= Postglossator =

The postglossators or commentators formed a European legal school which arose in Italy and France in the fourteenth century. They form the highest point of development of medieval Roman law.

The school of the glossators in Bologna lost its vitality, resulting in the rise of a new school of legal thought in the 14th century, centred on Orléans in France. Bartolus and Baldus were the most famous of the commentators. Rather than simply seeking to explain the law, the commentators were more concerned with the potential for practical application of the law. Politically at this time, the idea of the Spirit of One – one church and one empire, was popular in Europe. Roman law thus appealed as bringing the potential for one law in addition. Roman law was written and certain as well as being generally consistent and complete. The educated liked its roots and saw the potential for application.

The commentators faced head on the conflict of law with custom as they saw the potential for practical application of the Roman law. They were opportunistic and as medieval Italy flourished, there were many opportunities to be the mediator between the developing political, scientific and economic spheres. Thus many of their ideas were based on practical morality, bold construction of the law and clever interpretations. For example, feudal law, which violated the absoluteness of dominium, was harmonised with Roman law by drawing links with the long lease, which gave rise to a vindicatio directa. The commentators argued that the vindicata directa was evidence of another type of ownership and that feudal ownership could fall within this category. This made Roman law more flexible, although was clearly a move away from the texts, and thus made it of greater practical use to rulers who were seeking a rational and coherent law.

The Commentators went beyond the glossators, who had treated each text separately. The commentators instead wrote prose commentaries on the texts (rather like lectures,) working through, book by book, through the Digest. Rather than simply taking individual Roman law texts at face value, making it useful for practical application involved considering the rationale and principles behind the law. Certain areas were thus not considered at all, for example, Bartolus makes no attempt to consider culpa. However, this general approach produced a far more sophisticated law and enabled harmonisation between Roman law and local law. For example, Roman law said that a will was valid if you had 5 witnesses and that Roman law superseded customary law, whilst Venice law only required 3 witnesses. Bartolus' approach was to consider why Roman law superseded custom. He concluded that this was because custom was presumed bad. However, in certain circumstances, custom would be allowed by the Emperor, where the law was considered good. Since the Venice law had come into practice after the Emperor, the Emperor had not considered if it were good law. However, it clearly was and therefore it should be allowed to continue. The Commentators also harmonised canon law with Roman law to some extent. Canonists argued that bare agreement could give rise to an action (but they only had jurisdiction where that agreement was made by oath.) The Commentators said that the canon law was simply a form of clothing which could make a bare pact enforceable.

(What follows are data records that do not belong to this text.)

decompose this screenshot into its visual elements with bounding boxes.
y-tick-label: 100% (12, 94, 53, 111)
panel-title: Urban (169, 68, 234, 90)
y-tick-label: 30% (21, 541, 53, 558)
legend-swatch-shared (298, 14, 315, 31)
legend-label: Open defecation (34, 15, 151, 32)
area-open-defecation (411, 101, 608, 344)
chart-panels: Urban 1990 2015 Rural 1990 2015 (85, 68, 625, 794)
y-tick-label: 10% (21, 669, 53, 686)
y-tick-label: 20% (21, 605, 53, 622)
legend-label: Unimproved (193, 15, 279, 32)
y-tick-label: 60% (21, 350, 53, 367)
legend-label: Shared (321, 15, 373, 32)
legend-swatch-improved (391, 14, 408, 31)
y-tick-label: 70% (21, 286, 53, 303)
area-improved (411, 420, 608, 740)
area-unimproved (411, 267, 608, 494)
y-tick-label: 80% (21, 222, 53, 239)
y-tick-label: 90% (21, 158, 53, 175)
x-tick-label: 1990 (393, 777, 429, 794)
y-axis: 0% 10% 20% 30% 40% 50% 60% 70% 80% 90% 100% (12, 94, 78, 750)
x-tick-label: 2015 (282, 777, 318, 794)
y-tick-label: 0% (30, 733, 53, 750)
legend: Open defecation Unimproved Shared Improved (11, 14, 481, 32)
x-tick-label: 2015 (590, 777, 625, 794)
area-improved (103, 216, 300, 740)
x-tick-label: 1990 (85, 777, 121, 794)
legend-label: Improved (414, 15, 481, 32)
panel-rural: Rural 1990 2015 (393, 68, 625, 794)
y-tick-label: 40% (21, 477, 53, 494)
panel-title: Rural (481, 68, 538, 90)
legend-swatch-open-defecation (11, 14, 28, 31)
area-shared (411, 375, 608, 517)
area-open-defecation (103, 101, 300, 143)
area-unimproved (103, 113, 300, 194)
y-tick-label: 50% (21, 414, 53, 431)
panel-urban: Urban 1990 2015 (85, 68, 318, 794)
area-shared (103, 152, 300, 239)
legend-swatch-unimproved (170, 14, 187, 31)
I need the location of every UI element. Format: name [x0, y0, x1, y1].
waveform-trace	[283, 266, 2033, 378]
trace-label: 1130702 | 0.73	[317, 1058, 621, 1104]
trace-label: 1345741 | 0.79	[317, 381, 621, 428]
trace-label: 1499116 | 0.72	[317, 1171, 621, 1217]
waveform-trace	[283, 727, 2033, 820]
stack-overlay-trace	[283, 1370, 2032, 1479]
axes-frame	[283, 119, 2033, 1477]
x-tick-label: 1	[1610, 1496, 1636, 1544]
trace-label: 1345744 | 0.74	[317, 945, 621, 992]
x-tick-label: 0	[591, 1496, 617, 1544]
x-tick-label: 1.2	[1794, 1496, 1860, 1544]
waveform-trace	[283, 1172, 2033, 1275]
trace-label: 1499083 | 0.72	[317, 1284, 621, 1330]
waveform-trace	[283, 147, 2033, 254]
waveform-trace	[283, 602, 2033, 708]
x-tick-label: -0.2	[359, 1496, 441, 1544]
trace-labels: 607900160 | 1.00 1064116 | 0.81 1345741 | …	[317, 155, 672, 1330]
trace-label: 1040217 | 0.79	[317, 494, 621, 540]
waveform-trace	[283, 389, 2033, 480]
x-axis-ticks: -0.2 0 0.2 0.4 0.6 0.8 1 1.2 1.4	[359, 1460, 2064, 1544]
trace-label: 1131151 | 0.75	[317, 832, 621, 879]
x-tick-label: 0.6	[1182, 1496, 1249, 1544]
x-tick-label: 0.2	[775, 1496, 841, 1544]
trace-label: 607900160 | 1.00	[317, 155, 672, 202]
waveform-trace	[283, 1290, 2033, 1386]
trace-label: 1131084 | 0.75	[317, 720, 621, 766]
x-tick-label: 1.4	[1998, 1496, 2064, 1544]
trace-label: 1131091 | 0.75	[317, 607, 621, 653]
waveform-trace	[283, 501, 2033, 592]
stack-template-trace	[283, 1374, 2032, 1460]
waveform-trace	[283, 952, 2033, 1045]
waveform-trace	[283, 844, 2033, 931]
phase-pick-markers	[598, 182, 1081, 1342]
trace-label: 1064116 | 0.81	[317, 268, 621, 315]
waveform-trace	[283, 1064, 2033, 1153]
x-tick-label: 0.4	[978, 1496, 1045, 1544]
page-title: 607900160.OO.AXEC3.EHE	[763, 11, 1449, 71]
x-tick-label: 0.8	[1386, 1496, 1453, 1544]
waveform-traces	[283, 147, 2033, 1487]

The extraction of general principles allowed Roman law to be used in situations which were unfamiliar to the Romans, it provided a coherent and convenient set of rules, which could then be used to interpret local customs, which were given primacy but very narrowly interpreted. The impact of the commentators was thus substantial. Their commentaries were found throughout Europe, in fact it was said that if one was not a Bartolist (a commentator), one could not be a lawyer at all.